Die frisch bestellte Großwärmepumpe der Stadtwerke Flensburg soll ein umstrittenes Kältemittel nutzen. Es könnte schon bald in der EU verboten werden. Dabei gibt es Alternativen.

von Peer-Axel Kroeske

R1234ze lautet die Bezeichnung für ein spezielles Stoffgemisch, das künftig in der Flensburger Meerwasser-Wärmepumpe zirkulieren soll. Mit der Anlage wollen die Stadtwerke 2027 den ersten großen Schritt gehen, um die Fernwärme-Versorgung der Stadt von Kohle und Erdgas auf Strom - und damit auf erneuerbare Energien - umzustellen. 70 Millionen Euro kostet die Anlage. Doch das besagte Kältemittel ist in Verruf gekommen. Das Umweltbundesamt (UBA) rät vom Einsatz ab. Ein Verbot in der EU ist in Vorbereitung.

Umweltrisiko PFAS

Sogenannte Kältemittel befinden sich in allen Wärmepumpen und auch in Kühlschränken in einem geschlossenen Kreislauf. Dennoch kann ein Teil entweichen. Im Laufe der vergangenen Jahrzehnte wurden besonders schädliche Kältemittel nach und nach durch harmlosere Varianten ersetzt. Substanzen, die die Ozonschicht schädigen und somit den Schutz vor Sonnenstrahlen aufheben, wurden inzwischen verboten. Im Einsatz sind noch immer Substanzen, die besonders klimaschädlich sind.

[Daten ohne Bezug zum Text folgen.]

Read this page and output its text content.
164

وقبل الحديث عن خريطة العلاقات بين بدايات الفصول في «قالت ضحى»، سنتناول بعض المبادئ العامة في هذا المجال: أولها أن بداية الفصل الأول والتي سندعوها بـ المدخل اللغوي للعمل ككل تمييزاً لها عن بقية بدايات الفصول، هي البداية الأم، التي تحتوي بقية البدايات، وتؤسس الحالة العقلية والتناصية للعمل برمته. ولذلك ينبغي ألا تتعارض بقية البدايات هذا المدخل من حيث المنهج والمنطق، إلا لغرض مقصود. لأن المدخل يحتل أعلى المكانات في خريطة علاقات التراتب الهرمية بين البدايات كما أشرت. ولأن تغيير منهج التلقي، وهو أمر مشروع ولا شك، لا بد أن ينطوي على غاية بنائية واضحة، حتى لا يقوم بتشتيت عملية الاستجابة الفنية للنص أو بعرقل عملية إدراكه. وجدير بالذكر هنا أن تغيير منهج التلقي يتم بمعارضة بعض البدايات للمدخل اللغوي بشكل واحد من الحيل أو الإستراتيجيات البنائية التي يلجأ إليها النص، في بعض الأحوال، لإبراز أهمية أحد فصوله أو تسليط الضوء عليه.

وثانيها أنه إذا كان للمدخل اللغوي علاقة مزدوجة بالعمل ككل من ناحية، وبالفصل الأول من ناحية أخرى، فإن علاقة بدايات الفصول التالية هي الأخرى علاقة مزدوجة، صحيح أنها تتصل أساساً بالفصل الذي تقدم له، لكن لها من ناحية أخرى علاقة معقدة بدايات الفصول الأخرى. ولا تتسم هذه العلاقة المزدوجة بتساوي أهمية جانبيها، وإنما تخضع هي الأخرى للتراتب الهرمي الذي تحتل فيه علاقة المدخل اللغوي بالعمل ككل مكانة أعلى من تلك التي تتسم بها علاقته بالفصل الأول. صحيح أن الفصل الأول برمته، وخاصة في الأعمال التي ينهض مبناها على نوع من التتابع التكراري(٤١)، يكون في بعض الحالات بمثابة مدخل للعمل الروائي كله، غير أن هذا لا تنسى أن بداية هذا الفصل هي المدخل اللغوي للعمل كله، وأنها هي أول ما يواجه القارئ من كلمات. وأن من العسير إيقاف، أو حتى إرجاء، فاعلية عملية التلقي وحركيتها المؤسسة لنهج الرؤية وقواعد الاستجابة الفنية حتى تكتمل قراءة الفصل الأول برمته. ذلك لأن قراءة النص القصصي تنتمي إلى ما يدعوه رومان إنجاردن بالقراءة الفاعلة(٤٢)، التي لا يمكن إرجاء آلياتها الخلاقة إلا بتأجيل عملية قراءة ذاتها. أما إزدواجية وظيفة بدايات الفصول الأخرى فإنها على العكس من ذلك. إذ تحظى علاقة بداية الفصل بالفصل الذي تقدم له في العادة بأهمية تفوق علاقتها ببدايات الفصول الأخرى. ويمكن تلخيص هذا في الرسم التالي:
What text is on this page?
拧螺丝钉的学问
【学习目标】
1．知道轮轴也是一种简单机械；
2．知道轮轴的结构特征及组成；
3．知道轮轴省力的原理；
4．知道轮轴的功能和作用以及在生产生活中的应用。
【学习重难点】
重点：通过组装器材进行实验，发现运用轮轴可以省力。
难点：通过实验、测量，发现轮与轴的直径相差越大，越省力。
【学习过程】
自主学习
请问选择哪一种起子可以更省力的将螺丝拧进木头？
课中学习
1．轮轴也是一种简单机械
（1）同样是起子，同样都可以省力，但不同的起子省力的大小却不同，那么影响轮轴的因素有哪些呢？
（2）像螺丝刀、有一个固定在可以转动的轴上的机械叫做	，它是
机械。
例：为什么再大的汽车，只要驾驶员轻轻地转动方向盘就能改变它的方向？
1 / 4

Auf R1234ze trifft beides nicht zu. Jedoch wurde dieses Mittel als Quelle von Trifluoressigsäure (TFA) identifiziert, die sich in der Umwelt anreichert, erst über Jahrhunderte abbaut und laut UBA ein Risiko darstellt. Dass diese Kältemittel bedenklich sind, wurde in den vergangenen Jahren mit dem Oberbegriff PFAS (Per- und polyfluorierte Alkylsubstanzen) diskutiert.

Stadtwerke hoffen auf baldige Alternative

Für R1234ze ist ein Verbot über die EU-Verordnung REACH in Vorbereitung. Die Bundesfachschule Kälte-Klima-Technik rechnet damit, dass es schon ab 2027 in Kraft tritt - genau in dem Jahr, in dem die Flensburger Großwärmepumpe in Betrieb gehen soll. In bereits laufenden Anlagen darf der Stoff dann voraussichtlich noch mehrere Jahre nachgefüllt werden.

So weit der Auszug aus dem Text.